At the time of this writing, the conclusions based on research by the CR Foundation science and clinical teams are as follows:
• Retentive prep: Sandblast the internal of the zirconia restoration or clean it with Ivoclean (Ivoclar Vivadent). Clean the tooth preparation with flour of pumice and water on a rubber cup, place a desensitizer/disinfectant on the tooth preparation for two one- minute applications (examples are Gluma from Heraeus Kulzer or MicroPrime from Danville Materials) and suck it off (don't wash it off), and then seat with RMGI cement.
• Minimally retentive prep: Sandblast the internal of the zirconia restoration or clean it with Ivoclean. Place an MDP primer on the internal of the restoration (e.g., Z-Prime Plus from Bisco Inc., Monobond Plus from Ivoclar Vivadent). Roughen the tooth preparation with a coarse diamond and clean the tooth preparation with flour of pumice and water on a rubber cup. Place a tooth desensitizer/disinfectant on the tooth preparation and suck it off (don't wash it off).

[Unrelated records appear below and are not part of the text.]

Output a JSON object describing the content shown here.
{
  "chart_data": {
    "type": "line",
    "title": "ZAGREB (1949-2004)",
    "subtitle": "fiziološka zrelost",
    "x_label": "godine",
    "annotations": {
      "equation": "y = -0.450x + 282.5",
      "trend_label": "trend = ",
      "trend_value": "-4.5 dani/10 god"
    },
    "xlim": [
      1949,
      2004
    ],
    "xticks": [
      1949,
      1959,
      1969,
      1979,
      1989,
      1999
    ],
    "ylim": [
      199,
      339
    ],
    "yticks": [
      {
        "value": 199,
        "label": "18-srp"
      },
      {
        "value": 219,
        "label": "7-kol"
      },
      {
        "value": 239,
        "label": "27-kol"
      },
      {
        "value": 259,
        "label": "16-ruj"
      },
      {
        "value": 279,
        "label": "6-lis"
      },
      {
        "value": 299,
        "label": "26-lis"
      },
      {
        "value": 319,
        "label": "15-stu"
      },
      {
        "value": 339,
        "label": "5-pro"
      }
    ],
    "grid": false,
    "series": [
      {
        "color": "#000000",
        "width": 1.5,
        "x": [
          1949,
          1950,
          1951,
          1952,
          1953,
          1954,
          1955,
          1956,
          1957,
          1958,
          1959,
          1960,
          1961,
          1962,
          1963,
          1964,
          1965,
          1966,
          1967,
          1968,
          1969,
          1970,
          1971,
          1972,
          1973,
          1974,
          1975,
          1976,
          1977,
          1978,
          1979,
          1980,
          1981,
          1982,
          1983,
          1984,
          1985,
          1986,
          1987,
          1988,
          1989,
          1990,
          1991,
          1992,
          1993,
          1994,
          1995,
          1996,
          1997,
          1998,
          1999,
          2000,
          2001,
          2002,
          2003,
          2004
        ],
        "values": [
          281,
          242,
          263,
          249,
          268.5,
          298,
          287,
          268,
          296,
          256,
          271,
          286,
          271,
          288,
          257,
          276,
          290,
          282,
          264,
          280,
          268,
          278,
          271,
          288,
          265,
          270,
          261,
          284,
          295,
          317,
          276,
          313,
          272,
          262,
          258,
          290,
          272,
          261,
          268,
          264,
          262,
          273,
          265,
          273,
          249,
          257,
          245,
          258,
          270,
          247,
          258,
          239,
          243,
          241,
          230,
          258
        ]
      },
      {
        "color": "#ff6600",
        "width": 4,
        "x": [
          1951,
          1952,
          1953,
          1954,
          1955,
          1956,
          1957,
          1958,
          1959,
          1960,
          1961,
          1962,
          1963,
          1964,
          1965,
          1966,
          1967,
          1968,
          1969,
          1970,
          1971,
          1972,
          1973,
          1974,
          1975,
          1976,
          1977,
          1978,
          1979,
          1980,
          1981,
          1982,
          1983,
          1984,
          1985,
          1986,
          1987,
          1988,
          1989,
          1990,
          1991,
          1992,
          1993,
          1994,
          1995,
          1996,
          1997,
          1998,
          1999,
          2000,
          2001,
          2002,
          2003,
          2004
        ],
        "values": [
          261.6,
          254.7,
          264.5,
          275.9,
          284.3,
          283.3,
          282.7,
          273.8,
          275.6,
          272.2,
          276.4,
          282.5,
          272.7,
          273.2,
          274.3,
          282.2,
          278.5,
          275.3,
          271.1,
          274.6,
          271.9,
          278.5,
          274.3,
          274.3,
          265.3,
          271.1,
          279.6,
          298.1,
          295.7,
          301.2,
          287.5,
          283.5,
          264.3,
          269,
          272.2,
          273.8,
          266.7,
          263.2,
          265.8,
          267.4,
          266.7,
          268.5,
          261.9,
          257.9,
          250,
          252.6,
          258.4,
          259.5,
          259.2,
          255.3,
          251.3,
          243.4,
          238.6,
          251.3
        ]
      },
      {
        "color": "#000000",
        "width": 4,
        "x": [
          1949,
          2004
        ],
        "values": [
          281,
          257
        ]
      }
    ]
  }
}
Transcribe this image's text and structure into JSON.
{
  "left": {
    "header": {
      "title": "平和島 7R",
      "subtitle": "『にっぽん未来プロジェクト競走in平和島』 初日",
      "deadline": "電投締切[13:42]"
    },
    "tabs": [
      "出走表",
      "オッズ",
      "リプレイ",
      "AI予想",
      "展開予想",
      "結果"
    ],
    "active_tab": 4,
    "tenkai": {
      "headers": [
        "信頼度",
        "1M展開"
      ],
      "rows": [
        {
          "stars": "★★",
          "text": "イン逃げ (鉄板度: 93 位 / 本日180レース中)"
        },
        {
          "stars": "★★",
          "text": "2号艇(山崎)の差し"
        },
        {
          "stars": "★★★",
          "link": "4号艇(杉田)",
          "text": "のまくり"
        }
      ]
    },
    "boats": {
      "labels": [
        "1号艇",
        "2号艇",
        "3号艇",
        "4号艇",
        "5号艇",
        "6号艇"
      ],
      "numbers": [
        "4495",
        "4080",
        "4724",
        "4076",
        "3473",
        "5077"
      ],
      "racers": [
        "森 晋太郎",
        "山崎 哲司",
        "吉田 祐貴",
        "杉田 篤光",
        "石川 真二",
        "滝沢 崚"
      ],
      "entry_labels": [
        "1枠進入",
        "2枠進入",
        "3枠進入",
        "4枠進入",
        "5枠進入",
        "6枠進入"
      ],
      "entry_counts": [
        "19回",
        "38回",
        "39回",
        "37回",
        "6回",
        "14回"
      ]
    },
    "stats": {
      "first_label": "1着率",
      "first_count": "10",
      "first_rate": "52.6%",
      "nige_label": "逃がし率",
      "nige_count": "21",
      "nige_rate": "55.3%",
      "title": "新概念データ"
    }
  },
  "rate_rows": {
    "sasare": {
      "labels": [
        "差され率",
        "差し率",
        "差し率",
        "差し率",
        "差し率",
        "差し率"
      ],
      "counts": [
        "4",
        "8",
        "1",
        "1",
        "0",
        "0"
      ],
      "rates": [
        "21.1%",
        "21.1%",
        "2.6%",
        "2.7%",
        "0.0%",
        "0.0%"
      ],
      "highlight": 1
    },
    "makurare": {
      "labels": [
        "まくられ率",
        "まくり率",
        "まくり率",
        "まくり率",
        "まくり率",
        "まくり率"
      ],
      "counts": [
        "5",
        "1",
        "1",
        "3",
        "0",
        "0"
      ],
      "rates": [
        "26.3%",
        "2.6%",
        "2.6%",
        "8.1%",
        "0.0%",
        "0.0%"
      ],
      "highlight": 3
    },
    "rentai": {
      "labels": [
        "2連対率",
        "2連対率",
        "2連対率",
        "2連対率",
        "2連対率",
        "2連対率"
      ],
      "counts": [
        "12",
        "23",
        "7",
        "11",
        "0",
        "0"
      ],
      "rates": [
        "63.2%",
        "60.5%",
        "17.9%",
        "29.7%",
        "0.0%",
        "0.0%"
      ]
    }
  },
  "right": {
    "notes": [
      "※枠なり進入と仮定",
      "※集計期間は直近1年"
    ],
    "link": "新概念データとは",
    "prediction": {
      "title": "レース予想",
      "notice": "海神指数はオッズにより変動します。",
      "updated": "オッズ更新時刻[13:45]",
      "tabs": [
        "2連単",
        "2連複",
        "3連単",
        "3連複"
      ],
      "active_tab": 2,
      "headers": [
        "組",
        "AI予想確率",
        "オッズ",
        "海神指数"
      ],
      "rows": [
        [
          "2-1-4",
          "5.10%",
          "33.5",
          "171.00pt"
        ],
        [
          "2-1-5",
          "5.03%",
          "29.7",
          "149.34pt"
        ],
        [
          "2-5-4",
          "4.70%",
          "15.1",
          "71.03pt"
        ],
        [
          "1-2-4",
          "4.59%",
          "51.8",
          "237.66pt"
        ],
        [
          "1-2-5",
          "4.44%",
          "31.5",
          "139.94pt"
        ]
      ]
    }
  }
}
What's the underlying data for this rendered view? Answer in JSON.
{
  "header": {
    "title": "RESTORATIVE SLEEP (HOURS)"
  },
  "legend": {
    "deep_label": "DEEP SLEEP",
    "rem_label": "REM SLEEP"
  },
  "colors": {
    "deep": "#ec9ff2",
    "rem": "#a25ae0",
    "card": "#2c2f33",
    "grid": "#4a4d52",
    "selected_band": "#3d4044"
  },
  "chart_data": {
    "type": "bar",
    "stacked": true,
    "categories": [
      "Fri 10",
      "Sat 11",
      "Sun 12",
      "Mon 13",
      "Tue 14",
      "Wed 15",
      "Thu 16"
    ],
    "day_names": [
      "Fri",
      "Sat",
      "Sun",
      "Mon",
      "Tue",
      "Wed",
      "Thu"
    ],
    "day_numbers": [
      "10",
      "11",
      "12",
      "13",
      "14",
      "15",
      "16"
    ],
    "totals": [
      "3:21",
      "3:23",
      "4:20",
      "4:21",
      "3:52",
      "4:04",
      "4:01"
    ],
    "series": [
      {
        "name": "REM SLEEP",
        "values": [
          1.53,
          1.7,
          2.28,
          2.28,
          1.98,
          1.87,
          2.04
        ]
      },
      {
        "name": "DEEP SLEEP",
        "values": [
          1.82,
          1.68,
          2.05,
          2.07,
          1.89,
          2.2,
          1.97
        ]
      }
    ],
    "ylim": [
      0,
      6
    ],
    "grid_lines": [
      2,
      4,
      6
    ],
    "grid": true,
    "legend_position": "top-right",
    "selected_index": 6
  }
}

Place a bonding agent on the internal of the restoration and on the external of the tooth preparation, then seat with a self-adhesive or adhesive cement as identified previously.
It is apparent that full-zirconia restorations are working well and that they are now the most commonly used posterior tooth indirect restorations used in the United States. They are also significantly improving in color. However, restorations coming off during service continue to be a clinical challenge. The techniques in this article have been researched by Clinicians Report Foundation and are state of the art in cementation of zirconia restorations. However, ongoing research on some lingering questions may change the suggestions in the future. Watch for such changes as this research is completed.
1. Christensen GJ. Self-Adhesive Resin Cements: Are They Working? CR Clinicians Report. 2015;8(5).
Gordon J. Christensen, DDS, MSD, PhD, is a practicing prosthodontist in Provo, Utah. He is the founder and director of Practical Clinical Courses, an international continuing-education organization initiated in 1981 for dental professionals. Dr. Christensen is a cofounder (with his wife, Dr. Rella Christensen) and CEO of Clinicians Report (formerly Clinical Research Associates).